Nous discutons souvent des raisons pour lesquelles les électeurs soutiennent des hommes politiques qui font des commentaires ouvertement racistes et misogynes : est-ce que cela révèle des préjugés auparavant cachés, ou est-ce que les gens admirent les briseurs de règles et se méfient de l'establishment plus qu'ils ne détestent l'intolérance ? Mais nous parlons moins de l'échec de la première ligne de défense. Pourquoi le Parti républicain a-t-il investi Trump après ses déclarations de 2015 ? Pourquoi Boris Johnson n'a-t-il pas été mis à l'écart après avoir comparé les femmes musulmanes à des boîtes aux lettres en 2018, ou plus tôt pour sa remarque sur les « *watermelon smiles* » des citoyens du Commonwealth ? Pourquoi Kemi Badenoch a-t-elle limogé Robert Jenrick seulement lorsqu'il a prévu de passer à Reform, et non quand il a déploré l'absence de « *white faces* » à Birmingham ? Et pourquoi, dans un pays doté de lois strictes sur les discours haineux, Herbert Kickl, chef du parti d'extrême droite autrichien FPÖ, continue-t-il de prospérer ? Comment le FPÖ autrichien parvient-il à déjouer ses critiques si efficacement ? (« C'est un orateur habile », note Wodak. « Ses discours montent en intensité. Ils sont pleins de haine, mais souvent difficiles à cerner. ») Et pourquoi David Lammy a-t-il choisi d'aller pêcher avec JD Vance, après que ce dernier a réduit à plusieurs reprises la valeur des femmes à la maternité ?
Nigel Farage a été accusé d'antisémitisme choquant depuis ses années d'école, ainsi que de critiques plus récentes pour avoir utilisé des tropes antisémites bien connus comme « *Jewish lobby* », « *new world order* » et des avertissements sur un gouvernement « *globalist* ». Bien qu'il nie tout antisémitisme, cela représente une forme audacieuse de « *vice-signaling* » – briser les tabous autour d'un tel langage et détruire le prétexte de longue date de la droite selon lequel l'antisémitisme était uniquement un problème de gauche. Comment a-t-il maintenu son image médiatique amicale ?
Au Royaume-Uni, les médias de droite opèrent dans une sorte de chambre d'écho lorsqu'il s'agit de contester ces tendances. Les journaux ont repoussé les limites au rythme des changements politiques. « Ils sont partis en vrille », dit Bale, « d'une manière qui aurait été inimaginable il y a seulement dix ans. » Nous avons débattu des raisons de ce phénomène – il pense que les « *legacy media* » rivalisent avec l'internet chaotique pour les clics, tandis que je soutiens que les médias de droite en particulier ont abandonné toute retenue en matière de discours haineux et d'altérisation, reflétant les intérêts de propriétaires milliardaires de plus en plus agressifs. Nous sommes convenus de ne pas être d'accord.

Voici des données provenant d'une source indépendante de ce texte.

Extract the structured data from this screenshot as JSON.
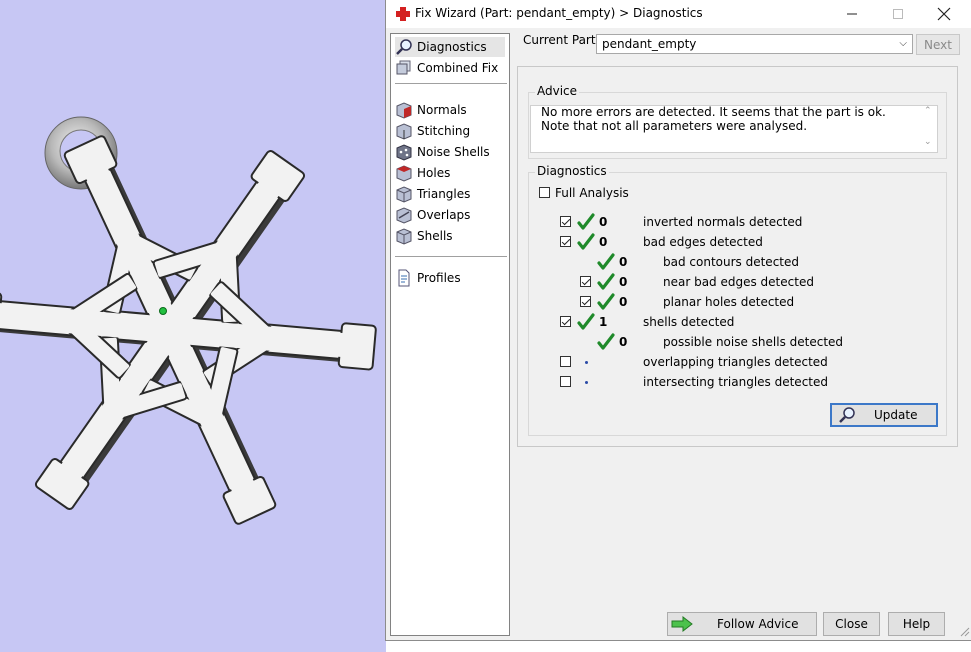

Pendant ce temps, des chaînes de droite comme GB News et TalkTV ont été créées précisément pour « dire les choses qu'on n'a pas le droit de dire », selon la conseillère en communication politique Scarlett MccGwire. Pendant des décennies, les figures centristes et de centre-droit dans les médias et la politique ont servi de pare-feu entre un débat robuste et le discours haineux, tirant leur légitimité de ce qu'elles excluaient : le racisme ouvert, la misogynie, les discours haineux et l'imagerie déshumanisante. Tout aussi important, les personnalités publiques qui répandaient des mensonges éhontés étaient historiquement confrontées à un renvoi permanent. Voir le grand public perdre confiance en ces principes a été désorientant.
Dans le pire des cas, le *vice-signaling* banalise la haine. « Il y a un terme allemand, Empörungsmüdigkeit – "fatigue de l'indignation" », dit Wodak. Le *vice-signaling* « se propage ; les insultes antisémites et racistes deviennent partie intégrante de la conversation quotidienne. » Cela reflète la théorie des « *broken windows* » : plus un environnement est vandalisé, moins les gens en prennent soin. Même lorsqu'un contrecoup se produit, il est inconstant. L'ancien député conservateur Lee Anderson a fait face à un tollé en 2024 pour avoir affirmé que le maire Sadiq Khan avait « *handed London to his mates* » – une déclaration largement perçue comme islamophobe et fausse. Anderson, qui nie être islamophobe (définissant cela comme « *an irrational fear of Islam* »), a refusé de s'excuser, a perdu le soutien du parti conservateur et a trouvé une place plus à droite en passant à Reform.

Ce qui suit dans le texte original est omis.